5. PNN -- I haven't used it, I don't know. But I think there are people who can do it.

Suggest other models.

PNN is easy. For example, you can take already ready code "nearest neighbor" (kNN) in codebase. GRNN is also included here.

This project is pretty huge. One can spend years writing code for all the networks and still not please everyone. Well known neuro-specialists here tell me that if the network has not been introduced in the last 10-15 years, it is already outdated. The latest trends in this field are self-learning biological networks using ICA and sparse coding. Google "sparse coding" and "compressed sensing" as well as the work of Olshausen and Fields on Sparse Nets and their followers. It's a treasure trove. Restricted Boltzman Machines (RBM), which are the basis of Deep Belief Nets (DBN), and Convolutional Networks have also gained a lot of popularity because of their versatility. Read the work of Geoffrey Hinton and Yann LeCun:

http://www.cs.toronto.edu/~hinton/

http://yann.lecun.com/

These lectures by Ohlshausen and Hinton in English are very interesting:

https://www.youtube.com/watch?v=_G1RsAZXovE

https://www.youtube.com/watch?v=AyzOUbkUf3M

If anyone decides to code Sparse Net for MQL5, I will be very interested in cooperation. Although, for those who know me, my patience is very short and I often lose interest :)

Home Page of Geoffrey Hinton
  • www.cs.toronto.edu
I now work part-time for Google as a Distinguished Researcher and part-time for the University of Toronto as a Distinguished Professor. For much of the year, I work at the University from 9.30am to 1.30pm and at the Google Toronto office at 111 Richmond Street from 2.00pm to 6.00pm. I also spend several months per year working full-time for...
 
I would like to see some kind of help to all of this, in the help to devote a separate section, and aimed at written with an emphasis on beginners. I, for example, already want to get acquainted with these neuro jokes.
 

For testing, I propose a trading system on the intersection of two MAs

What is the advantage: The system is elementary, clear and as old as the world.

What is required: The system requires constant reoptimization of only 2 parameters, but when it comes to - the number of currency pairs, timeframes and search for the duration of optimization periods - the task grows exponentially. You can add progression if you add waving averaging methods and calculation methods.

In fact, there are only two parameters. You will not be distracted by the trading system itself, but concentrate on the neuro-project itself.
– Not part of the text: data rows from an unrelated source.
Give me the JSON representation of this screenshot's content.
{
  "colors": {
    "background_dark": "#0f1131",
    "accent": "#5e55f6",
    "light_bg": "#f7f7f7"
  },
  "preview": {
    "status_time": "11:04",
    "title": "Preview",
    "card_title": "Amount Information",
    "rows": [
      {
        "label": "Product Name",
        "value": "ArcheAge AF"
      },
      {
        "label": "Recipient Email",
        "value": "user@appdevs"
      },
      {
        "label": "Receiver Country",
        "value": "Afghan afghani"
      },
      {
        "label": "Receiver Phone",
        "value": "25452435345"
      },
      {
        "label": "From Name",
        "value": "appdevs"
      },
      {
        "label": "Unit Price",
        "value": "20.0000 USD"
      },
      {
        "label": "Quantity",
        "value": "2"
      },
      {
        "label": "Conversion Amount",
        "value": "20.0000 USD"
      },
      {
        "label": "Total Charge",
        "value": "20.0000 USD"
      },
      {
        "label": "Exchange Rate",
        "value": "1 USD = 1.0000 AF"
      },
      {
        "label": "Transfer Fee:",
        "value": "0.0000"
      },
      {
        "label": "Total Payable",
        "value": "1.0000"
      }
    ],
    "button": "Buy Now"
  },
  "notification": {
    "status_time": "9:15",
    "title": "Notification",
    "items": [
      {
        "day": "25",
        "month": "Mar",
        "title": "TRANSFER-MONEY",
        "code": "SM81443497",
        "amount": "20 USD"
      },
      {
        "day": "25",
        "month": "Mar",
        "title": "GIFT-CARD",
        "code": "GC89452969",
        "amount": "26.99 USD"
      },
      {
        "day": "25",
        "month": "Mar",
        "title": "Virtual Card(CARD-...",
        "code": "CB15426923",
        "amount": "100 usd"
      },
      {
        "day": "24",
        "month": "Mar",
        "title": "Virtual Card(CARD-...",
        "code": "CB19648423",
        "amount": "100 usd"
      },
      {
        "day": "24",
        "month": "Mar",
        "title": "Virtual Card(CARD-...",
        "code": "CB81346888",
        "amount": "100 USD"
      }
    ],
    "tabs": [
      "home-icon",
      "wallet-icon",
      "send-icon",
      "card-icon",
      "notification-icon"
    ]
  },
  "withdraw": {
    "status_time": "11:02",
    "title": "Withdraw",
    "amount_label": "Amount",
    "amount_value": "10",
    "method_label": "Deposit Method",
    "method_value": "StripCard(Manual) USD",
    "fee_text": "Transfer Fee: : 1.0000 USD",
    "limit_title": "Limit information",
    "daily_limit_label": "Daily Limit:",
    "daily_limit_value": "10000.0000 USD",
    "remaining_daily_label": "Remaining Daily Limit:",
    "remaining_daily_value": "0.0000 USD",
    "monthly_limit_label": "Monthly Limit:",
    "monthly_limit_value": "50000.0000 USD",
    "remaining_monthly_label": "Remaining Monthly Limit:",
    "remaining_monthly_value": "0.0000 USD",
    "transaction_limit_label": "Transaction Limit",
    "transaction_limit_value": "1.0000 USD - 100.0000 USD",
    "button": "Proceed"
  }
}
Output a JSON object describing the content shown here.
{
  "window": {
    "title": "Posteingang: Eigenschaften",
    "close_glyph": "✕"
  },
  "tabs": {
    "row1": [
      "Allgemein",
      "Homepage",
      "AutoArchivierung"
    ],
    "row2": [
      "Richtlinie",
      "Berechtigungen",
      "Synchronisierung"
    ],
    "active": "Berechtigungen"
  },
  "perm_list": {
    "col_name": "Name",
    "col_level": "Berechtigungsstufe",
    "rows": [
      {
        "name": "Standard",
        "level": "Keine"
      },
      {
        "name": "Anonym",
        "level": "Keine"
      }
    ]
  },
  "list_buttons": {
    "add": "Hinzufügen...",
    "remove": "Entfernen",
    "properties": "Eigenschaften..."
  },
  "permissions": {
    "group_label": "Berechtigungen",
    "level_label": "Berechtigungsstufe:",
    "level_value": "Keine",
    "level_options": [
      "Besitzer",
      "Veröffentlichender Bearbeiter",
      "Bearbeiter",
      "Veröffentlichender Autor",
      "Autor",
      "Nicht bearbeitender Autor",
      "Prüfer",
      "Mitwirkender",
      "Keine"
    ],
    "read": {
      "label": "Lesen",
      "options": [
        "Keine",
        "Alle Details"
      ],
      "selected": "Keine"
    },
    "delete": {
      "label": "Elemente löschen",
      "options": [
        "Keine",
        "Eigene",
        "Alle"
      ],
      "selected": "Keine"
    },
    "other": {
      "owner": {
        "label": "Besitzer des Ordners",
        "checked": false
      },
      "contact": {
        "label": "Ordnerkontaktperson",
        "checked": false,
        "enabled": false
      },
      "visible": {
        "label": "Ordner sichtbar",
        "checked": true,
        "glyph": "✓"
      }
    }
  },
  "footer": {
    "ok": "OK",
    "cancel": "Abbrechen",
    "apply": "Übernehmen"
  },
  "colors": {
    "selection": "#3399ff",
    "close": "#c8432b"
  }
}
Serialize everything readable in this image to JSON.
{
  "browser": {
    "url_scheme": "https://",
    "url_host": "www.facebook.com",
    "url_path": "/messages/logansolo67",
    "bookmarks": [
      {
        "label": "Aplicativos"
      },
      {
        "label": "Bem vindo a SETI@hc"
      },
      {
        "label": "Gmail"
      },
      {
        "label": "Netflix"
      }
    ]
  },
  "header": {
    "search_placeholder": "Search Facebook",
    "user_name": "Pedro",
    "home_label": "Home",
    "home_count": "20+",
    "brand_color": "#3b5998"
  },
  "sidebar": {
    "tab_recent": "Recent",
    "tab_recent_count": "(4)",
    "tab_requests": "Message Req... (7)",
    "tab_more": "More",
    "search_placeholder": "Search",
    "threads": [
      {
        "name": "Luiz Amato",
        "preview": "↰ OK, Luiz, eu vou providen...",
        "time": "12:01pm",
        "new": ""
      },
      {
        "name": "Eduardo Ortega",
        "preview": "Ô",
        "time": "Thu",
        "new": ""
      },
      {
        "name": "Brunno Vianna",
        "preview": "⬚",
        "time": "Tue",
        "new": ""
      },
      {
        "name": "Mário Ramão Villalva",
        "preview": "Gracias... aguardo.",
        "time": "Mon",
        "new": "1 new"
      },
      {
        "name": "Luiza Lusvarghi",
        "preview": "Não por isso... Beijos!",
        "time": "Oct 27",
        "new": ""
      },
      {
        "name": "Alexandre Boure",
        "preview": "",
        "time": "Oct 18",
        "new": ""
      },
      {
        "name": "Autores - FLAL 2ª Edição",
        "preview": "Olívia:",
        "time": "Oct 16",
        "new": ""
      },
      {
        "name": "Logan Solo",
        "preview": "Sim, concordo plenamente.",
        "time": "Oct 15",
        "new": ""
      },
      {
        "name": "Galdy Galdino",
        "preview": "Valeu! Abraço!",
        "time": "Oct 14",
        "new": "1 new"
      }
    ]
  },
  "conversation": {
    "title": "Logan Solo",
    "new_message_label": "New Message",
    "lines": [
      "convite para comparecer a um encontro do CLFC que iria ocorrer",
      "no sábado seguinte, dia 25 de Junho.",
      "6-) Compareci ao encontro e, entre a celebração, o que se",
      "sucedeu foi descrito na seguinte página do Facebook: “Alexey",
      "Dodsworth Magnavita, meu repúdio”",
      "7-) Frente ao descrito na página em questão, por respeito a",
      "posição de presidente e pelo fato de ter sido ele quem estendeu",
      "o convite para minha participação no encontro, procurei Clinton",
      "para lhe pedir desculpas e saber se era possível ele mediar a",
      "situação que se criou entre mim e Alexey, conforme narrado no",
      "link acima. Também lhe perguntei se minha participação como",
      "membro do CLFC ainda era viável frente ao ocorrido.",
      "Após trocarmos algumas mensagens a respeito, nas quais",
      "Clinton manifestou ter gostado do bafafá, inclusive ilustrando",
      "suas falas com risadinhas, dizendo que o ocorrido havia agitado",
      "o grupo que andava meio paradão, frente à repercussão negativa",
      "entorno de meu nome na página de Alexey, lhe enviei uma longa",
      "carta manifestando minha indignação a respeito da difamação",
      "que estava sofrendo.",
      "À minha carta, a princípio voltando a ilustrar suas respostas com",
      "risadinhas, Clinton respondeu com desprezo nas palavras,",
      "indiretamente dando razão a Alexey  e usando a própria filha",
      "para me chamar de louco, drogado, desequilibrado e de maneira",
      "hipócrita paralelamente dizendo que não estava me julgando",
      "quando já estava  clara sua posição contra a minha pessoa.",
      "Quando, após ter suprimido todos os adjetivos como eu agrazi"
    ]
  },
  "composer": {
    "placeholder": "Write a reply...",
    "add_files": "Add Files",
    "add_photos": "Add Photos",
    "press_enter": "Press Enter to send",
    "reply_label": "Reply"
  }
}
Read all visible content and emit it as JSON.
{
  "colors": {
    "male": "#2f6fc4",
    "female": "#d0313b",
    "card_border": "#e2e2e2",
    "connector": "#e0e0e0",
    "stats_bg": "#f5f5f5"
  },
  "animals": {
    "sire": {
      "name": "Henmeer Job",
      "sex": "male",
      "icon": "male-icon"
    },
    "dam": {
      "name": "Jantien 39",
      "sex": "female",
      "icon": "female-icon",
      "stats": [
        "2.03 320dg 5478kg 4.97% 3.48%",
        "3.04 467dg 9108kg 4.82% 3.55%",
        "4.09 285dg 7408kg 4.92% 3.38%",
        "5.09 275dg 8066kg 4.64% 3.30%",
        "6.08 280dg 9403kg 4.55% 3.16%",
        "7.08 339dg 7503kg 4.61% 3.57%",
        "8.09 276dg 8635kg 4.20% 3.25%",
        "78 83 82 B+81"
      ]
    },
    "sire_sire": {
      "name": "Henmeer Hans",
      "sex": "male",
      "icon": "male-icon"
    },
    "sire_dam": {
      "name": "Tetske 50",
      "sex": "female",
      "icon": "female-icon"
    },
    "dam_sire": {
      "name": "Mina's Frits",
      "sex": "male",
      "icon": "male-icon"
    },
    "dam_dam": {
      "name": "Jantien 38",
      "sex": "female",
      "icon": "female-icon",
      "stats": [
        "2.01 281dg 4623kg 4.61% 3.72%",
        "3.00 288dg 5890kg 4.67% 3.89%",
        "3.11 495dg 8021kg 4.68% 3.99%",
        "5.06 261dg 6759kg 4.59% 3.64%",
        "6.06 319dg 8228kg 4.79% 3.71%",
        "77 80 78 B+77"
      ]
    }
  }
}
PS At the moment my Expert Advisor is participating in two MAs in the contest. I do not have any illusions, the Expert Advisor was developed in a hurry, the risks and parameters were set at random and will not become relevant in three months. It is enough that my dream of participating in the contest has come true :-), although I want to be on the first page of the rating, but that's lyric...

 
IvanIvanov:

For testing, I propose a trading system on the intersection of two MAs

What is the advantage: The system is elementary, understandable and as old as the world.

(Of course everything is clear here, except one thing - what does it have to do with NS?)

gpwr:

You can spend years writing code for all networks and still not please everyone. Well-known neuro-specialists tell me that if a network has not been introduced in the last 10-15 years, it is already outdated. The latest trends in this field are self-learning biological networks using ICA and sparse coding. Google "sparse coding" and "compressed sensing" as well as the work of Olshausen and Fields on Sparse Nets and their followers. It's a treasure trove. Restricted Boltzman Machines (RBM), which are the basis of Deep Belief Nets (DBN), and Convolutional Networks have also gained a lot of popularity because of their versatility. Read the works of Geoffrey Hinton and Yann LeCun:

If you start there you can put an end to the whole affair. You can get stuck in it for years. Thanks for the references by the way, I started reading them - it's a dark forest.) But it is better all the same to start with a simple (listed classics NS will be enough in my opinion) and gradually to the complex and for all new, complementing and improving. The faster the project gives some tangible "output" - the more chances it has to come to its logical conclusion.